Chinese billionaire Li turns gaze on Volvo trucks after cars

epa02096708 Chairman of Zhejiang Geely Holding Group Li Shufu during the presser in the Volvo Hall at the Volvo plant and headquarter in Torslanda, Gothenburg, Sweden, 28 March 2010. China's Zhejiang Geely Holding Group has signed a binding deal to buy Ford Motor Co.'s Volvo Cars unit.  EPA/BJÖRN LARSSON ROSVALL SWEDEN OUT

Bloomberg

About a decade after Chinese billionaire Li Shufu bought the Volvo Car nameplate from Ford Motor Co. and revived the brand, he’s turning his attention to the Swedish company’s heavy vehicles in a bid to bulk up outside China.
Li’s Zhejiang Geely Holding Group Co. said it plans to buy a stake in Volvo AB from activist investor Cevian Capital AB, making it the truckmaker’s largest shareholder. The deal is valued at about $3.9 billion, people familiar with the matter said separately, verifying a figure reported by Swedish newspaper Dagens Nyheter.
The stake, representing 8.2 percent of Volvo’s capital and 15.6 percent of the votes, would mark Hangzhou-based Geely’s first foray into the heavy-truck segment.
In addition to its namesake heavy-vehicle brand, Volvo AB’s marques include Mack, Renault Trucks and UD. The Chinese automaker, which is in a race to develop technologies such as autonomous driving, electrification and connectivity, bought a 49.9 percent stake in Malaysia’s Proton Holdings Bhd as well as
51 percent of British sports-car maker Lotus Cars in 2017.

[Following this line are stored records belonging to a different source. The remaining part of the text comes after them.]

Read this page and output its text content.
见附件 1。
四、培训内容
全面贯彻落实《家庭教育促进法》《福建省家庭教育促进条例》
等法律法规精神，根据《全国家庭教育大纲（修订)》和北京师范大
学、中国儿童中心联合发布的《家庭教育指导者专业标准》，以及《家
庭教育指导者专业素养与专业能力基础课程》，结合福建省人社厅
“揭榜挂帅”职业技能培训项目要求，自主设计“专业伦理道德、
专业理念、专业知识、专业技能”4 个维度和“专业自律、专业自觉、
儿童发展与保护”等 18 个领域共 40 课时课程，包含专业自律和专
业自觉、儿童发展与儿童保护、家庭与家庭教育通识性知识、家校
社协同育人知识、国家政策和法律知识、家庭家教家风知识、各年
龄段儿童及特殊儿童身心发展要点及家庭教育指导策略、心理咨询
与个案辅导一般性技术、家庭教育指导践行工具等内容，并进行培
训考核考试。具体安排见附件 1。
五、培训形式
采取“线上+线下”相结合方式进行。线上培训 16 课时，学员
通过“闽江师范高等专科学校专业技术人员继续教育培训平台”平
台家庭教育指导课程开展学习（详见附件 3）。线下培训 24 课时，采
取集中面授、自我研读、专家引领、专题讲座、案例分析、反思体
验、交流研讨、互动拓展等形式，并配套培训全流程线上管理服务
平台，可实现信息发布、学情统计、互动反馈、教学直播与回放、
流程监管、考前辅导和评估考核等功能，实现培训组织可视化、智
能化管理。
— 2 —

“Geely is becoming a full-range transportation company and seems to be defining itself as a company that moves people and things,” said Bill Russo, managing director of Gao Feng Advisory Co. and a former head of Fiat Chrysler Automobiles NV’s Chrysler unit in China. “Any device that does this is on their radar.”

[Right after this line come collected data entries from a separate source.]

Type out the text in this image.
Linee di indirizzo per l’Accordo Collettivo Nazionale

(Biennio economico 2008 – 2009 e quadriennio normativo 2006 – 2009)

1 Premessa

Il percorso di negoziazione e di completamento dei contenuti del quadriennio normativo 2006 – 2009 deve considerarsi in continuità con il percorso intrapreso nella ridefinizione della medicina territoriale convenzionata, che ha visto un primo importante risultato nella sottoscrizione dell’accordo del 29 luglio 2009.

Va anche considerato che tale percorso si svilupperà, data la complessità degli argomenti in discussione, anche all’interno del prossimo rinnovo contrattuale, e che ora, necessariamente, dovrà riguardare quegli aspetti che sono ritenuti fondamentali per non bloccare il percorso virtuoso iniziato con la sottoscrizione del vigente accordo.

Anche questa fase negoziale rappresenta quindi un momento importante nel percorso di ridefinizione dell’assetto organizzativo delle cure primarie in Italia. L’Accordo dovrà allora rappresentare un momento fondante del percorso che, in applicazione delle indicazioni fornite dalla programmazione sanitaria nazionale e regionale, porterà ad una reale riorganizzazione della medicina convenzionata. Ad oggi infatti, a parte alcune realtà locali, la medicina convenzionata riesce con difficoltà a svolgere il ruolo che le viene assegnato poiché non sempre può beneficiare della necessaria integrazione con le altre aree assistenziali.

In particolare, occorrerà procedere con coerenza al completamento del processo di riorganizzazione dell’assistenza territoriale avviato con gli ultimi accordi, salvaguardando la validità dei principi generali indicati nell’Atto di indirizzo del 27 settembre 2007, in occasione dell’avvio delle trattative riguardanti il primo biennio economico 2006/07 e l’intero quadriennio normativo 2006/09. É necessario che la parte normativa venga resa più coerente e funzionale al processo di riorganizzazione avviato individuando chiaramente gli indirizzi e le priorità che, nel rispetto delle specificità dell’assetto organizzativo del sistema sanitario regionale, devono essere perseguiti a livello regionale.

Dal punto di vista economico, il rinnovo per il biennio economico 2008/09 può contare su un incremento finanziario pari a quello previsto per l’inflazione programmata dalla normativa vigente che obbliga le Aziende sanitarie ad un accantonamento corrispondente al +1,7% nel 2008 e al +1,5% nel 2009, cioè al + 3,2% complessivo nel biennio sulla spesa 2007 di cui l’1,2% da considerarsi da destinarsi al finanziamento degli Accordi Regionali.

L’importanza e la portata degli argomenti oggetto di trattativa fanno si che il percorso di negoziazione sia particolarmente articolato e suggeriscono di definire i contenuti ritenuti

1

Geely plans to buy Cevian’s
88.5 million Class A Volvo shares and 78.8 million Class B shares, the two companies said. The Chinese company made an unsolicited approach at the beginning of autumn, seeking to buy out Cevian’s stake, following which the activist investor hired Nomura Holdings Inc. as an adviser, a person familiar with the matter said, adding Volvo wasn’t involved in the process. Joakim Kenndal, a spokesman at Gothenburg-based Volvo, said the stake sale “came as a surprise,” declining to comment further because the deal is a matter for the shareholders. Geely spokesmen declined to comment on the transaction beyond the company statement.

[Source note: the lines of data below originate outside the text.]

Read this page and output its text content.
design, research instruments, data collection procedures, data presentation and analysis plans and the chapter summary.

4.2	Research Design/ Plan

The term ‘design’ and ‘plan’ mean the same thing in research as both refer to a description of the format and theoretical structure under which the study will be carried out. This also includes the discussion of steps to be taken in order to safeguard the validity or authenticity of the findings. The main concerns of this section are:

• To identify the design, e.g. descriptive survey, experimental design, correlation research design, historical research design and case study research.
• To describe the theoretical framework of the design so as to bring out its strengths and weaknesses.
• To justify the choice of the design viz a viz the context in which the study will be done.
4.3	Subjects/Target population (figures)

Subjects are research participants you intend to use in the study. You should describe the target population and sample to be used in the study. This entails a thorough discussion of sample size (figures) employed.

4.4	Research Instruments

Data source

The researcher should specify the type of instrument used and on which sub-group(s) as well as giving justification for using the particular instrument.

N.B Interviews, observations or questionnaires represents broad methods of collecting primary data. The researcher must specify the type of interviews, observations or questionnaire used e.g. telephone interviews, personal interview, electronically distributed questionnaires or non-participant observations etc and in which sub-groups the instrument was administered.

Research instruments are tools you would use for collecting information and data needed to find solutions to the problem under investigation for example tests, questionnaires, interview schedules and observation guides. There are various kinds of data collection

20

Geely plans to seek board representation, the person said. Cevian has one seat on the Volvo board, held by Eckhard Cordes, a partner at the investment firm and a former executive at Daimler AG. Hakan Samuelsson, the CEO of Geely’s Volvo Car Group, also sits on the truckmaker’s board.
Nomura and Barclays Plc agreed to buy Cevian’s stake in Volvo and sell it to Geely once the purchase has regulatory approval, the Chinese carmaker said.
Cevian has long wanted Volvo, Europe’s second-biggest maker of commercial vehicles, to take steps such as divesting its construction-equipment business to streamline. While no large restructuring along those lines emerged, Volvo has disposed of its information-technology business and cut jobs, and it set a margin goal for the first time since 2012. Cevian will use proceeds from the stake sale for new investments or to raise current holdings, co-founder Christer Gardell said, declining to give a figure or disclose possible purchases. The “timing is good” for the disposal after the investment firm helped transform the truckmaker “from a mediocre company into a very good company,” he said.